Wednesday, March 15, 2023 | 18:59

Mexico City.- With 90 votes in favor and zero against, the full Senate approved classifying forced cohabitation of minors under 18 years of age — popularly known as child marriage — with a penalty of 8 to 15 years in prison and a fine of one thousand working days.

Data from the Population and Housing Census indicate that more than 230,000 girls between the ages of 12 and 17 were married together in 2020.

The most recent case surfaced in the mountains of Guerrero, where a minor was forced to marry, but the husband emigrated to the United States and the father-in-law threatened to stay with the young woman, and when she refused, she was arrested by the community authorities and was imprisoned along with her mother.

According to the approved opinion, it would be considered as “active subject who forces or induces, requests, manages or offers one or more of these people (under 18 years of age) to join informally or customarily, with or without their consent, with someone of the same condition or with a person over 18 years of age, in order to live together constantly and comparable to that of a married couple”.

“This forced cohabitation between an adult and a girl must end.

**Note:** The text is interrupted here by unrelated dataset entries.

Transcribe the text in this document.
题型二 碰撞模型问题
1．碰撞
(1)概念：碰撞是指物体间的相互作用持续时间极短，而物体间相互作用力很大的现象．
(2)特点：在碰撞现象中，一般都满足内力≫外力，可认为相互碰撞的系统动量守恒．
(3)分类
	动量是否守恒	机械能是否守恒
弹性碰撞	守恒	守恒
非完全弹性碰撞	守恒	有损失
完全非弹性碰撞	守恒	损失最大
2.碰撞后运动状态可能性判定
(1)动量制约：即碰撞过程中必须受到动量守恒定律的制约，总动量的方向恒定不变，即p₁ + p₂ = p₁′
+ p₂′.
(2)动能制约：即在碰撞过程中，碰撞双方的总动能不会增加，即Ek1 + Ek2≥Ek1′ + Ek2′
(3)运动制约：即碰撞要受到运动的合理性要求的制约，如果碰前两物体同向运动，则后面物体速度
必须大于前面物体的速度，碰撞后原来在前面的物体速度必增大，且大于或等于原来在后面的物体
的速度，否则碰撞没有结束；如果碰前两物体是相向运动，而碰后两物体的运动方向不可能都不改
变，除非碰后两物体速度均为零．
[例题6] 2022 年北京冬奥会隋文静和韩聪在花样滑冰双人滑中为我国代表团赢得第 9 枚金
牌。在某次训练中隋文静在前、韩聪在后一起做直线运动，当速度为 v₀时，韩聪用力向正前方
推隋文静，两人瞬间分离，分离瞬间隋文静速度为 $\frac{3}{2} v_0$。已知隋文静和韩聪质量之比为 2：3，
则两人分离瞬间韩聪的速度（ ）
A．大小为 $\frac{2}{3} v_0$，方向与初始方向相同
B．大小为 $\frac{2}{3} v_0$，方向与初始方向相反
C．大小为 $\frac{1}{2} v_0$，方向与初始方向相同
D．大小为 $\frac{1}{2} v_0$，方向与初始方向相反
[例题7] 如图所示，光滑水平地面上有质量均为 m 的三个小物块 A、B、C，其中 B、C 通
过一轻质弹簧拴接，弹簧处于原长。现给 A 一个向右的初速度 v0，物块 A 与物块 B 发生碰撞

It is a horror, we are among the first eight countries in the world in child marriage,” warned PAN senator Josefina Vázquez Mota.

For the PRI, Senator Jorge Carlos Ramírez Marín noted that young women are forced to provide sexual favors and maintain the home. “This scourge occurs and it affects women fundamentally. So there is nowhere to go: we not only have to approve it, but also ensure its rapid dissemination and that its application does not depend on the mere interest of satisfying electoral needs.

The PT Geovanna Bañuelos explained that legislators had a duty to promote reforms that help eliminate practices that threaten girls, notably forced marriage of minors.

The senators also approved an opinion on the investigation, punishment and comprehensive reparation of femicide, to “respond to the need to adopt new measures that guarantee the integrity and protection of women.”

“It is urgent to legislate on femicide violence, especially for its investigation, its sanction and the comprehensive reparation of the damage,” said Senator Olga Sánchez Cordero.

According to the approved opinion, the penalties will be aggravated in those cases of femicide in which the victims are minors, pregnant people, older adults or with some type of disability.

Sánchez Cordero informed the plenary session that she felt “extremely calm” as a result of the fact that the femicide of Mariana Lima had been sentenced, a subject who had not been sentenced for twelve years.